PIJ  juga menyebut Israel mencoba “memperkuat hegemoni militer dengan menciptakan poros permukiman yang memperkuat pemisahan kota dan kamp di Tepi Barat.”

PIJ menilai  rencana penggusuran tersebut tidak ada kaitannya dengan Operasi Badai Al-Aqsa pada 7 Oktober 2023, melainkan merupakan bagian dari strategi yang didasarkan pada pembersihan etnis, genosida, dan pencurian tanah Palestina.

Sehari sebelumnya, Israel mengumumkan bahwa mereka telah mengusir puluhan ribu warga Palestina dari kamp pengungsi Jenin, Tulkarm dan Nur Shams di Tepi Barat utara. Kamp-kamp itu dimasuki tentaranya saat mereka melanjutkan operasi militer skala besar di daerah tersebut selama sebulan.

Untuk pertama kalinya sejak berakhirnya Intifada Kedua, yang terjadi antara tahun 2000 dan 2005, tentara Israel mengerahkan tank di wilayah pendudukan Tepi Barat.

Menteri Pertahanan Israel Yisrael Katz pada hari Ahad mengatakan, “Saya telah menginstruksikan (kepada tentara) agar mempersiapkan diri untuk tinggal lama di kamp-kamp yang dikosongkan, setahun dari sekarang, dan tidak membiarkan kembalinya penduduk mereka dan kembalinya terorisme.”

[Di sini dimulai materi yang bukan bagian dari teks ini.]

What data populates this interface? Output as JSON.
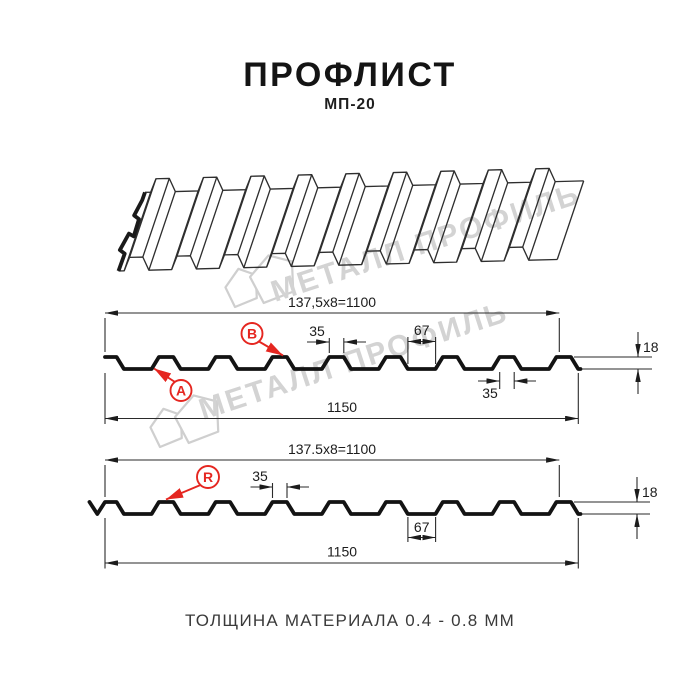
{
  "page": {
    "title": "ПРОФЛИСТ",
    "subtitle": "МП-20",
    "footer": "ТОЛЩИНА МАТЕРИАЛА 0.4 - 0.8 ММ"
  },
  "watermark": {
    "brand": "МЕТАЛЛ ПРОФИЛЬ"
  },
  "colors": {
    "ink": "#131313",
    "dim_line": "#2a2a2a",
    "accent_red": "#e52620",
    "watermark": "#d3d3d3"
  },
  "profile_top": {
    "labels": {
      "a": "A",
      "b": "B"
    },
    "dims": {
      "width_formula": "137,5x8=1100",
      "crest_width": "35",
      "valley_width": "67",
      "height": "18",
      "total_width": "1150",
      "crest_width_bottom": "35"
    }
  },
  "profile_bottom": {
    "labels": {
      "r": "R"
    },
    "dims": {
      "width_formula": "137.5x8=1100",
      "crest_width": "35",
      "valley_width": "67",
      "height": "18",
      "total_width": "1150"
    }
  }
}
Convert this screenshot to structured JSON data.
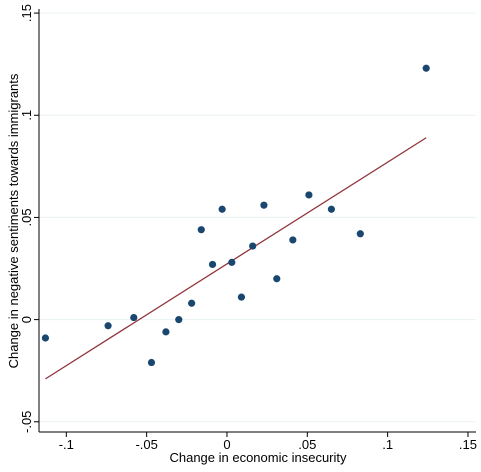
{
  "chart_data": {
    "type": "scatter",
    "title": "",
    "xlabel": "Change in economic insecurity",
    "ylabel": "Change in negative sentiments towards immigrants",
    "xlim": [
      -0.117,
      0.155
    ],
    "ylim": [
      -0.055,
      0.152
    ],
    "grid": true,
    "x_ticks": [
      {
        "value": -0.1,
        "label": "-.1"
      },
      {
        "value": -0.05,
        "label": "-.05"
      },
      {
        "value": 0,
        "label": "0"
      },
      {
        "value": 0.05,
        "label": ".05"
      },
      {
        "value": 0.1,
        "label": ".1"
      },
      {
        "value": 0.15,
        "label": ".15"
      }
    ],
    "y_ticks": [
      {
        "value": -0.05,
        "label": "-.05"
      },
      {
        "value": 0,
        "label": "0"
      },
      {
        "value": 0.05,
        "label": ".05"
      },
      {
        "value": 0.1,
        "label": ".1"
      },
      {
        "value": 0.15,
        "label": ".15"
      }
    ],
    "points": [
      {
        "x": -0.113,
        "y": -0.009
      },
      {
        "x": -0.074,
        "y": -0.003
      },
      {
        "x": -0.058,
        "y": 0.001
      },
      {
        "x": -0.047,
        "y": -0.021
      },
      {
        "x": -0.038,
        "y": -0.006
      },
      {
        "x": -0.03,
        "y": 0.0
      },
      {
        "x": -0.022,
        "y": 0.008
      },
      {
        "x": -0.016,
        "y": 0.044
      },
      {
        "x": -0.009,
        "y": 0.027
      },
      {
        "x": -0.003,
        "y": 0.054
      },
      {
        "x": 0.003,
        "y": 0.028
      },
      {
        "x": 0.009,
        "y": 0.011
      },
      {
        "x": 0.016,
        "y": 0.036
      },
      {
        "x": 0.023,
        "y": 0.056
      },
      {
        "x": 0.031,
        "y": 0.02
      },
      {
        "x": 0.041,
        "y": 0.039
      },
      {
        "x": 0.051,
        "y": 0.061
      },
      {
        "x": 0.065,
        "y": 0.054
      },
      {
        "x": 0.083,
        "y": 0.042
      },
      {
        "x": 0.124,
        "y": 0.123
      }
    ],
    "fit_line": {
      "x1": -0.113,
      "y1": -0.029,
      "x2": 0.124,
      "y2": 0.089
    },
    "colors": {
      "marker": "#1a476f",
      "fit_line": "#90353b",
      "grid": "#eaf2f3",
      "axis": "#000000"
    }
  }
}
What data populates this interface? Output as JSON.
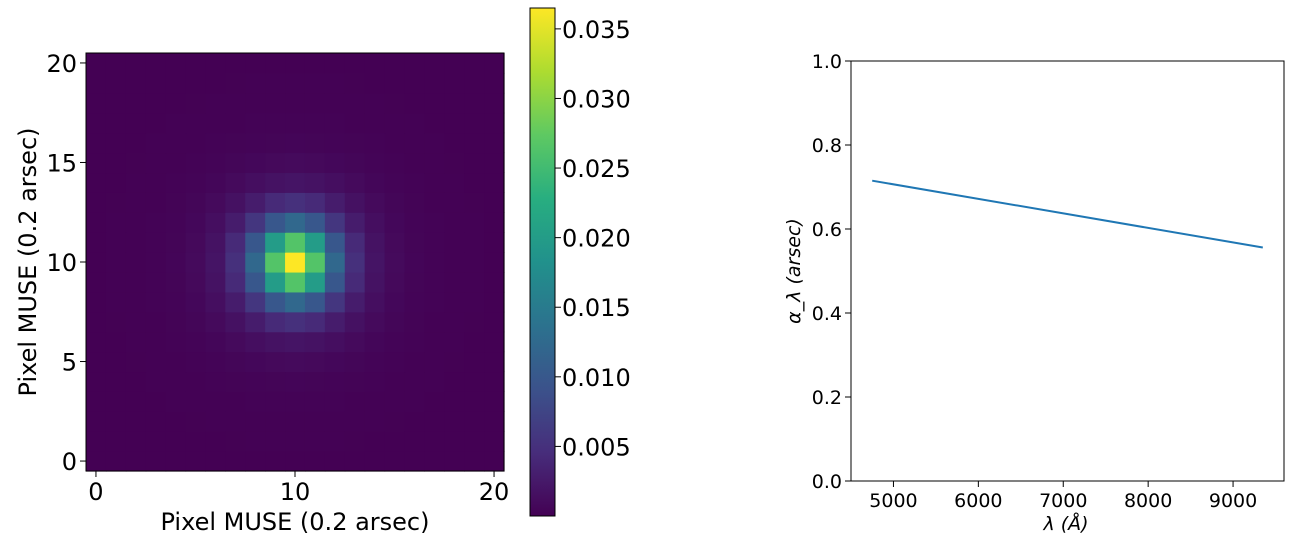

Sejak 21 Januari, 48 jam setelah gencatan senjata berlaku di Gaza, pasukan Israel melancarkan operasi militer ekstensif di bagian utara Tepi Barat utara, khususnya di wilayah Jenin, Tubas dan Tulkarm.

Operasi bersandi “Dinding Besi” itu sejauh ini telah menggugurkan 51 warga Palestina, termasuk tujuh anak, serta menewaskan tiga tentara Israel, menurut Perserikatan Bangsa-Bangsa (PBB), yang juga mencatat bahwa “puluhan ribu penduduk kamp masih mengungsi” sebulan setelah dimulainya operasi.

Menurut Klub Tahanan Palestina, pasukan Israel telah menangkap 365 orang dari provinsi Jenin dan Tulkarm sejak didirikan. (raialyoum)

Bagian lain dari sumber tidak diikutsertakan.